What that means is that we need to invest in workforces that have the ability to understand and inform us about how consumers are experiencing what we are providing as well as the systems that can translate this understanding into better services and experiences.
So it kind of makes sense that the adaptability of multiple disciplines and the voice of LE should find a natural home together.
In my tech world, when it comes to building solutions that scale, platform design is key. How do you build software that can grow to support thousands or even millions of users but still address the specific needs of many different types of users?
For our workforces, are there opportunities for shared services — i.e. common support services (such as training, supervision, certification, OHS, facilities, phone and tech support, administration)? And what is the most effective multidisciplinary team/LE workforce mix scale for certain types of settings?
The ideas here are about thinking about horizontal efficiencies (shared services) and vertical efficiencies (diverse and disparate settings).
In my tech world, we build systems to be “safe fail”, not failsafe. We accept that systems can fail but build them to ensure they do so in a way that minimises risk — for example, data isn’t lost, performance may degrade, but the system doesn’t stop. In creating a zero tolerance for failure, failsafe systems aren’t necessarily designed to fail in a safe way, the results of which can sometimes be catastrophic.
This means that we think about how to design mental health and AOD services that are “safe fail”. Failure managed appropriately is not our enemy.
For the LLEW, maybe we need to think about it differently. What if we were to look beyond viewing them as a disparate workforce of individuals — spread across organisations and settings — who advocate for and support the individual needs of mental health and AOD consumers.

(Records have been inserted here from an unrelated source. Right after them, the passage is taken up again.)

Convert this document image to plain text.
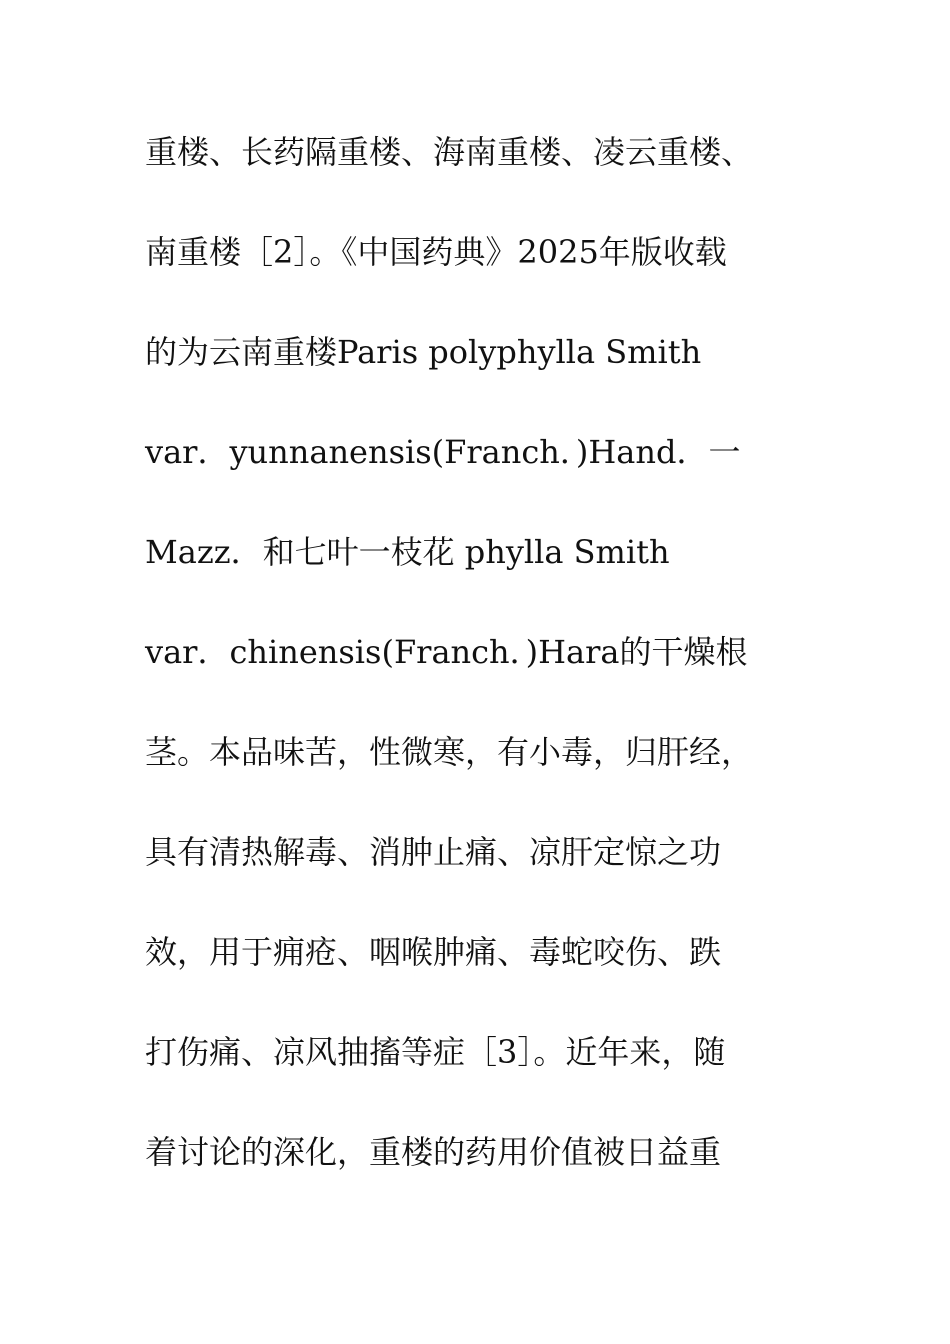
重楼、长药隔重楼、海南重楼、凌云重楼、
南重楼［2］。《中国药典》2025年版收载
的为云南重楼Paris polyphylla Smith
var．yunnanensis(Franch．)Hand．一
Mazz．和七叶一枝花 phylla Smith
var．chinensis(Franch．)Hara的干燥根
茎。本品味苦，性微寒，有小毒，归肝经，
具有清热解毒、消肿止痛、凉肝定惊之功
效，用于痈疮、咽喉肿痛、毒蛇咬伤、跌
打伤痛、凉风抽搐等症［3］。近年来，随
着讨论的深化，重楼的药用价值被日益重
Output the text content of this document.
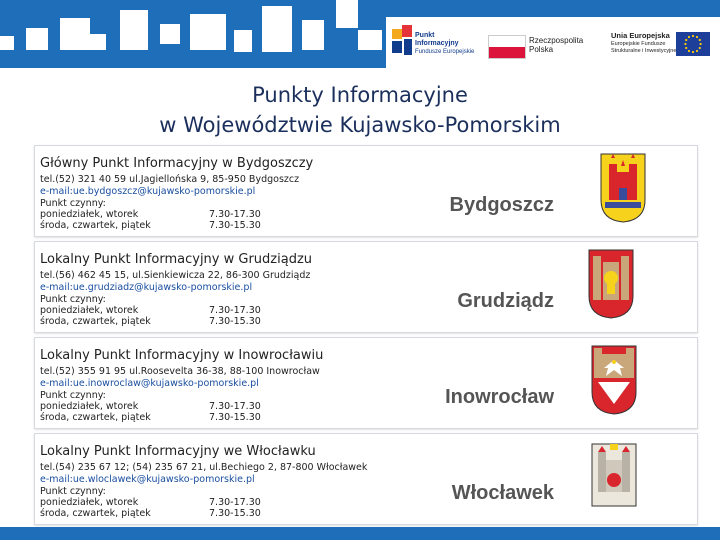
Punkt
Informacyjny
Fundusze Europejskie
Rzeczpospolita
Polska
Unia Europejska
Europejskie Fundusze
Strukturalne i Inwestycyjne
Punkty Informacyjne
w Województwie Kujawsko-Pomorskim
Główny Punkt Informacyjny w Bydgoszczy
tel.(52) 321 40 59 ul.Jagiellońska 9, 85-950 Bydgoszcz
e-mail:ue.bydgoszcz@kujawsko-pomorskie.pl
Punkt czynny:
poniedziałek, wtorek	7.30-17.30
środa, czwartek, piątek	7.30-15.30
Bydgoszcz
Lokalny Punkt Informacyjny w Grudziądzu
tel.(56) 462 45 15, ul.Sienkiewicza 22, 86-300 Grudziądz
e-mail:ue.grudziadz@kujawsko-pomorskie.pl
Punkt czynny:
poniedziałek, wtorek	7.30-17.30
środa, czwartek, piątek	7.30-15.30
Grudziądz
Lokalny Punkt Informacyjny w Inowrocławiu
tel.(52) 355 91 95 ul.Roosevelta 36-38, 88-100 Inowrocław
e-mail:ue.inowroclaw@kujawsko-pomorskie.pl
Punkt czynny:
poniedziałek, wtorek	7.30-17.30
środa, czwartek, piątek	7.30-15.30
Inowrocław
Lokalny Punkt Informacyjny we Włocławku
tel.(54) 235 67 12; (54) 235 67 21, ul.Bechiego 2, 87-800 Włocławek
e-mail:ue.wloclawek@kujawsko-pomorskie.pl
Punkt czynny:
poniedziałek, wtorek	7.30-17.30
środa, czwartek, piątek	7.30-15.30
Włocławek
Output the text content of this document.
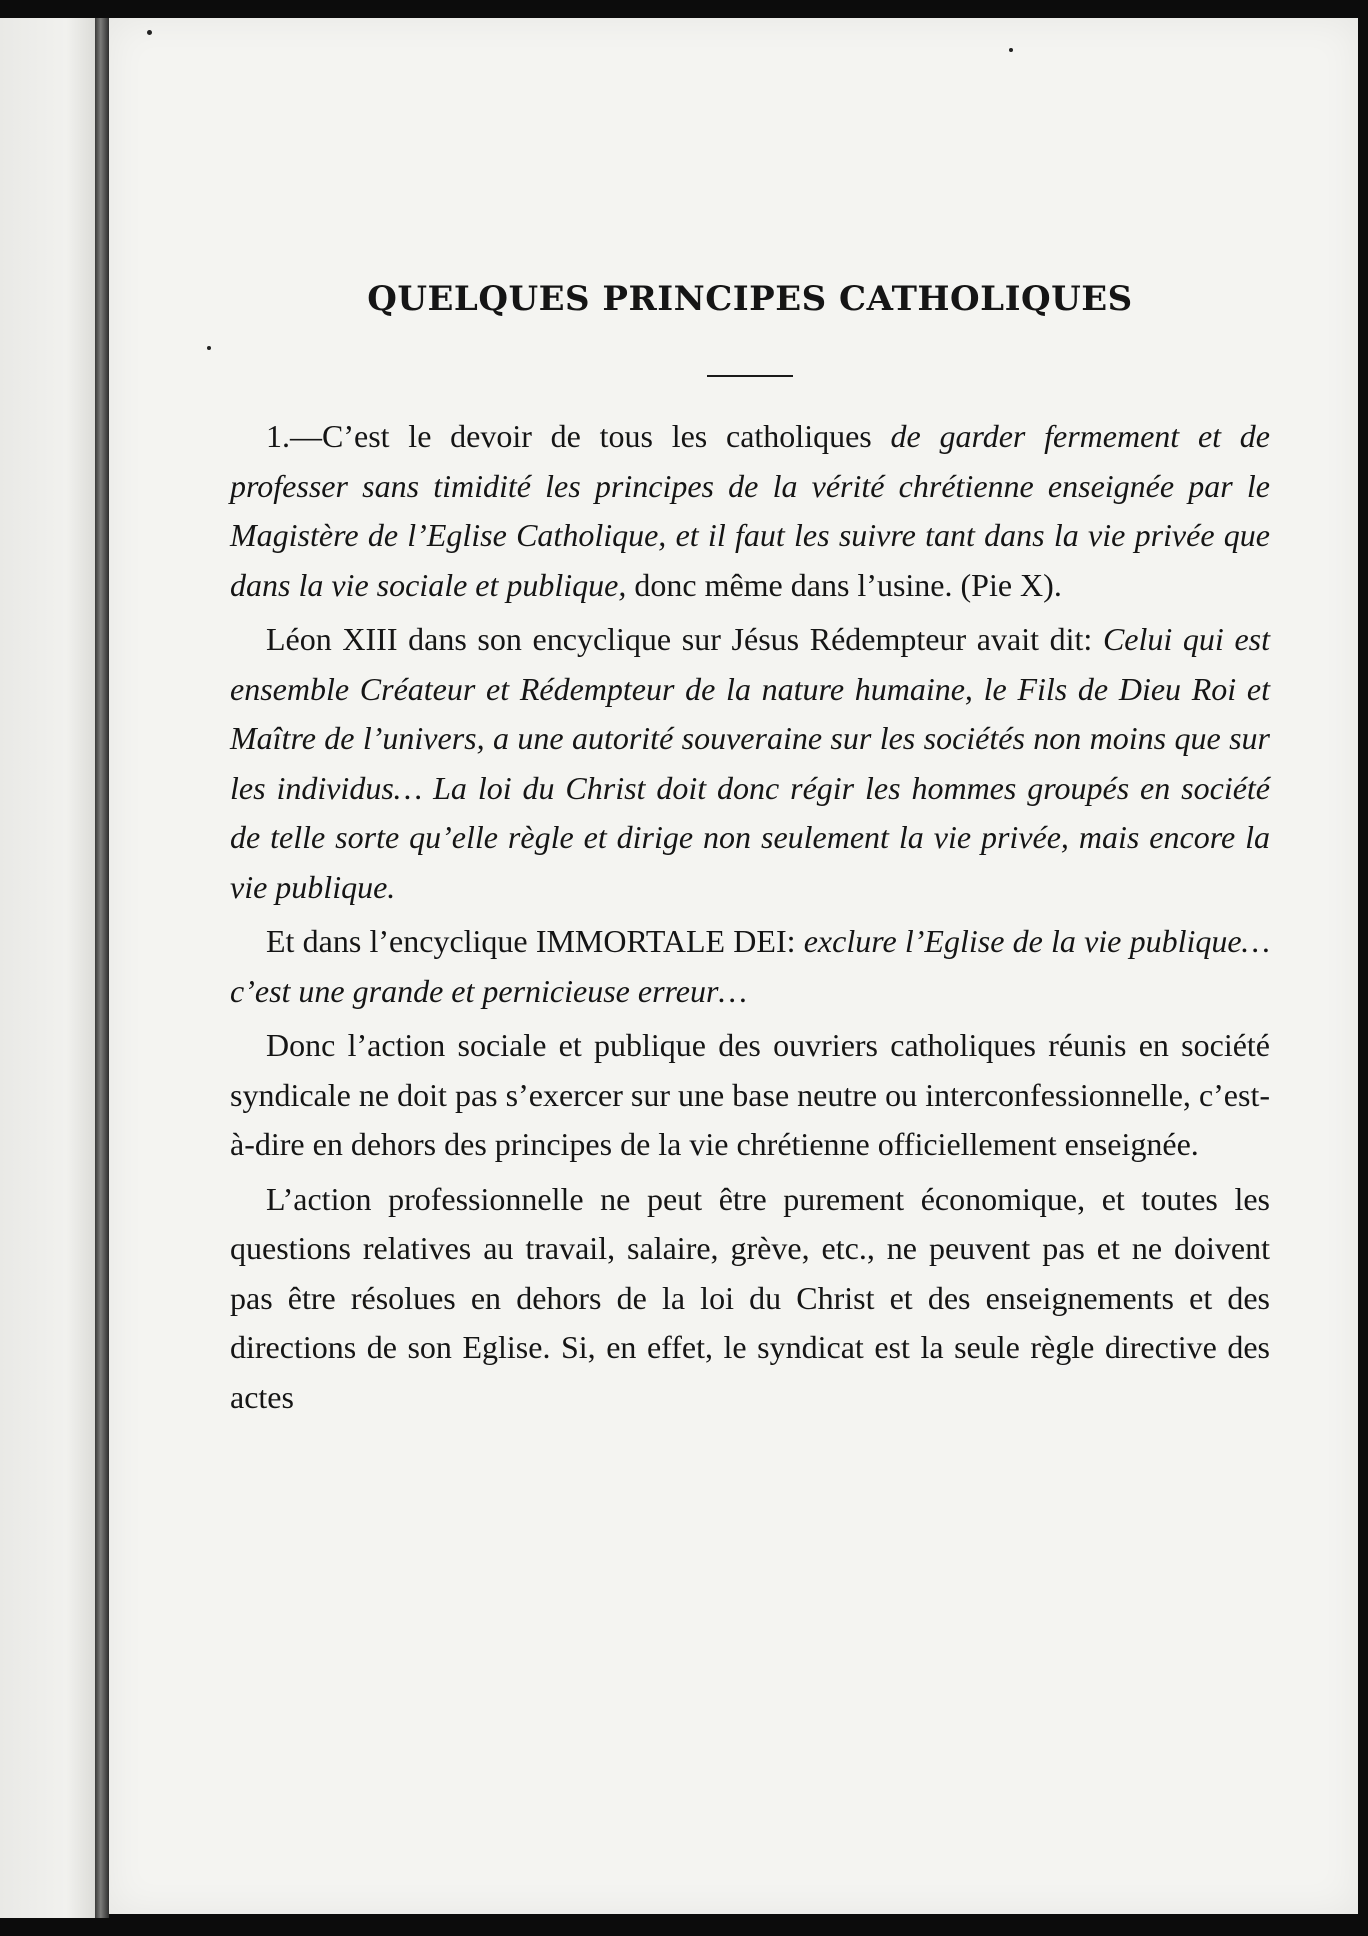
QUELQUES PRINCIPES CATHOLIQUES

1.—C’est le devoir de tous les catholiques de garder fermement et de professer sans timidité les principes de la vérité chrétienne enseignée par le Magistère de l’Eglise Catholique, et il faut les suivre tant dans la vie privée que dans la vie sociale et publique, donc même dans l’usine. (Pie X).

Léon XIII dans son encyclique sur Jésus Rédempteur avait dit: Celui qui est ensemble Créateur et Rédempteur de la nature humaine, le Fils de Dieu Roi et Maître de l’univers, a une autorité souveraine sur les sociétés non moins que sur les individus… La loi du Christ doit donc régir les hommes groupés en société de telle sorte qu’elle règle et dirige non seulement la vie privée, mais encore la vie publique.

Et dans l’encyclique IMMORTALE DEI: exclure l’Eglise de la vie publique… c’est une grande et pernicieuse erreur…

Donc l’action sociale et publique des ouvriers catholiques réunis en société syndicale ne doit pas s’exercer sur une base neutre ou interconfessionnelle, c’est-à-dire en dehors des principes de la vie chrétienne officiellement enseignée.

L’action professionnelle ne peut être purement économique, et toutes les questions relatives au travail, salaire, grève, etc., ne peuvent pas et ne doivent pas être résolues en dehors de la loi du Christ et des enseignements et des directions de son Eglise. Si, en effet, le syndicat est la seule règle directive des actes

What if we thought of LLEW in a collective way, as tribes identified by shared lived experiences. Tribes that provide supportive connectedness and whose collective experiences — their stories — act as a kind of collective memory and source of consumer experiences of services, needs, and problems that can shape and guide the delivery of services.
And for AOD, what if we think about the LLEW as a form of outreach where AOD services are difficult to access — in settings where consumers may be hard to reach or maintain direct presence — like homelessness, Aboriginal communities, rural communities etc.
And maybe we might think of the LLEW as a “safe fail” strategy that can mitigate harm and protect rights.
So many possibilities. The question is, do we have the imagination and the courage to think beyond where we have been to where we need to be? The mental health reform process offers us a once-in-a-lifetime opportunity. Let’s not waste it, not just for our sakes but for generations to come.
Creativity and innovation arise from constraint. It is the means by which our world has come to be. It shapes cultures, societies, economies, and us.
While we tend to think about innovating in terms of projects and programs, the reality is that it is going on all the time in our workforces — it’s just that they don’t necessarily think of it that way. For many, it’s just problem solving or finding workarounds to broken systems and processes.
The problems we wrestle with have solutions, it’s just that they aren’t usually found in a meeting room.
And therein lies a great promise and possibility for our combined workforces.
Let me leave you with a story:
A young man once asked the visionary science fiction writer Octavia Butler the answer to ending all suffering in the world.
“There isn’t one,” she replied
“So we’re doomed?” he asked
“No,” said Butler, “There’s no single answer that will solve all our future problems. There’s no magic bullet. Instead, there are thousands of answers — at least. You can be one of them if you choose to be.”